Obama prenderà alcune decisioni di grande effetto: la nuova amministrazione ripudierà l'uso della tortura, cancellerà le operazioni di 'rendition' e chiuderà la prigione di Guantanamo. Ma per fare tutto ciò si troverà di fronte a scelte difficili: molti dei detenuti di quel carcere sono diventati merce delicata da trattare perché nessun paese del mondo li vuole accogliere. È un argomento scottante, che rischia di scatenare la propaganda dei conservatori e di creare divisioni nel Pentagono. Ed è proprio il rapporto con il Pentagono il problema più delicato di Obama. Michael Walzer è certo che il nuovo presidente non potrà prendere di petto il ministero della Difesa, ed esclude che almeno nel primo mandato possa abbattere il gigantsco budget militare che opprime il blancio Usa. Obama si è impegnato a ottenere una grande vittoria militare in Afghanistan. Questo sarà un incentivo a ridurre le forze in Iraq, ma renderà quasi impossibile abbattere le spese militari.

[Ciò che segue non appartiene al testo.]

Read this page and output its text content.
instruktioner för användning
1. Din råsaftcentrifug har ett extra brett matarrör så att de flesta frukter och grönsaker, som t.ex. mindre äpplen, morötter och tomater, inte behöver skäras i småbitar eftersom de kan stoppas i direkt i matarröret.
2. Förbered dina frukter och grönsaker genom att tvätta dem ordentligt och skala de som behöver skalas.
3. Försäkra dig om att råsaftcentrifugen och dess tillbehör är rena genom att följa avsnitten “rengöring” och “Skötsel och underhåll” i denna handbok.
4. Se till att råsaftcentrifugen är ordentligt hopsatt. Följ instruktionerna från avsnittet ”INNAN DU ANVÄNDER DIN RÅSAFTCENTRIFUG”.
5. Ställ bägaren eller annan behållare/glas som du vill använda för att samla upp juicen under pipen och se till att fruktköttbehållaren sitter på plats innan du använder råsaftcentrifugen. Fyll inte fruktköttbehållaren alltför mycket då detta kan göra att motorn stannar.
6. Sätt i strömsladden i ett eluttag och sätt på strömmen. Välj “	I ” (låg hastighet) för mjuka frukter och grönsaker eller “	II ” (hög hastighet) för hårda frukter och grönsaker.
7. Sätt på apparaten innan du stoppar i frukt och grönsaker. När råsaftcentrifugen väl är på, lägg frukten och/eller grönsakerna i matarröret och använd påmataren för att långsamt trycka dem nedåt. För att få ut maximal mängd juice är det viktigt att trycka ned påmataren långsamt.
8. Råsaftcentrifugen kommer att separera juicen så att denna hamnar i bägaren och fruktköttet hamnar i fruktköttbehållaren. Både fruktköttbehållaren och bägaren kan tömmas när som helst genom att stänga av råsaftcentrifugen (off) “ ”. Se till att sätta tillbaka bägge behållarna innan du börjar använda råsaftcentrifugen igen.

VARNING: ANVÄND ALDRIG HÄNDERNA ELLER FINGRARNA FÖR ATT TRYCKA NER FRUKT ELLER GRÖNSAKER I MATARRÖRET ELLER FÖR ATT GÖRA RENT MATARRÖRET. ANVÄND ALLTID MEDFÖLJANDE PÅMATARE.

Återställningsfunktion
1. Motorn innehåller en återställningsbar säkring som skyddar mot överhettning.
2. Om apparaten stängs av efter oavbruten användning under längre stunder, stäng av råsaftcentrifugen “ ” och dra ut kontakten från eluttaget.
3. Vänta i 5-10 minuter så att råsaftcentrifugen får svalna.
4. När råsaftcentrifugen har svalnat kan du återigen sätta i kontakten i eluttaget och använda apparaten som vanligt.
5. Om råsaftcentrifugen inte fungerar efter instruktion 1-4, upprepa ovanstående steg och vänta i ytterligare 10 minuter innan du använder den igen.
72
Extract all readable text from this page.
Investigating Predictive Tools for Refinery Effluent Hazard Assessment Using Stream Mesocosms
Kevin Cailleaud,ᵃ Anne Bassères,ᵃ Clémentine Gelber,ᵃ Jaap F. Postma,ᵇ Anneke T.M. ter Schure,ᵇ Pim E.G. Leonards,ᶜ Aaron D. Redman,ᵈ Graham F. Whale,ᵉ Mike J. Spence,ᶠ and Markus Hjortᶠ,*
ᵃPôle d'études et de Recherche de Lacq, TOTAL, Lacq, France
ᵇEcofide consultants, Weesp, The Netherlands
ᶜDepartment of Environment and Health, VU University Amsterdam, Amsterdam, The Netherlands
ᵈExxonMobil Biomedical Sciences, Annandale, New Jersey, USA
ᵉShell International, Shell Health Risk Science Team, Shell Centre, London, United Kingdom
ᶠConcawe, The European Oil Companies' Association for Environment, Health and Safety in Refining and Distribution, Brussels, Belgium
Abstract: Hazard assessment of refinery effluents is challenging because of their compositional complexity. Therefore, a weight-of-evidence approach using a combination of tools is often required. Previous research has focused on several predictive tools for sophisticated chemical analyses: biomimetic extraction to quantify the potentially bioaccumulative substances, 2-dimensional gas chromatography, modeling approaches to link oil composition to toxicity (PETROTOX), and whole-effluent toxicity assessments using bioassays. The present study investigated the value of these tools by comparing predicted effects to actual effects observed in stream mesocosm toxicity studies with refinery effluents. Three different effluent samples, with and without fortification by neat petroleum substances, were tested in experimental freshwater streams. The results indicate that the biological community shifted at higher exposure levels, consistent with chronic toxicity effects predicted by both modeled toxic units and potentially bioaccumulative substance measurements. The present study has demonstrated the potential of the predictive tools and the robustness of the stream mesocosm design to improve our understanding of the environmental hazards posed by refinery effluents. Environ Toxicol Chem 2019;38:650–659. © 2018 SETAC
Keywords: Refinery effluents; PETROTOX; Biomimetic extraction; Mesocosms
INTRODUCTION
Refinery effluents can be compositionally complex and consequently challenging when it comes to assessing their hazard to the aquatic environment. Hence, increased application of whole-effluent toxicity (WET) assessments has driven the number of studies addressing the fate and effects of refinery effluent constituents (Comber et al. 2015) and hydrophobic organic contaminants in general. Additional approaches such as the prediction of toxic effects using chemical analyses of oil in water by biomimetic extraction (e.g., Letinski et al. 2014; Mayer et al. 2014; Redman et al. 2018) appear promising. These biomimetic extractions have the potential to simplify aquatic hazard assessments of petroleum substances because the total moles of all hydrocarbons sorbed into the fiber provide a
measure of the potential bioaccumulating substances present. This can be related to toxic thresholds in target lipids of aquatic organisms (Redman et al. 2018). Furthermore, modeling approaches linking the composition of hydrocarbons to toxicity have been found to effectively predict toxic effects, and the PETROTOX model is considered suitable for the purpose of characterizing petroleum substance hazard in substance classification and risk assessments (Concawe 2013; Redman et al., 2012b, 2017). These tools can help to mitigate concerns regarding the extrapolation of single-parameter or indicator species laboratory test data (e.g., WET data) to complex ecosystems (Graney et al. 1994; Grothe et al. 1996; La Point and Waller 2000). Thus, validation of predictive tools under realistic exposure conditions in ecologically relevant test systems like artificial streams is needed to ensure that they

Ci sono poi i problemi posti da una nuova Bretton Woods per ricreare le regole dell'economia e della finanza internazionale. Nel corso della campagna elettorale Obama ha suggerito che i nuovi scambi commerciali possano essere condizionati da nuove regole legate ai diritti umani e a quelli sindacali. Walzer suggerisce che la nuova Bretton Woods potrebbe comprendere anche questi aspetti che hanno più a che fare con l'etica socialdemocratica che con il neoliberismo reaganiano: "I consiglieri economici di Obama potrebbero essere spinti in questa direzione dalla forza delle cose", dice Walzer.
Ad alimentare queste speranze è la stessa personalità di Obama, un leader che appare privo di steccati mentali, in grado di formarsi le idee ascoltando gli altri e imparando dall'esperienza. Il nuovo presidente avrà un'ampia maggioranza al Congresso e avrà due anni di tempo per cambiare il Paese.
Molti ricordano che anche Bill Clinton, quando arrivò alla Casa Bianca 16 anni fa, aveva un programma di grande rinnovamento socio-economico, e dovette arretrare di fronte al fuoco di sbarramento repubblicano. Ma da allora molte cose sono cambiate. Gli anni di Bush hanno reso i liberal più determinati a usare il potere politico per cambiare le cose in profondità. Nancy Pelosi alla Camera e Harry Reid al Senato sono due leader di carattere. Obama farà uno sforzo per creare un clima bipartisan e alla fine dovrà prendere decisioni radicali. Ma soprattutto è mutato il clima culturale del Paese. La maggioranza degli americani è convinta che il crollo di Wall Street e la crisi dell'economia abbiano definitivamente mandato in pensione il reaganismo. E per reinventare il futuro hanno eletto un presidente che vuole cancellare le vecchie etichette ideologiche del Novecento.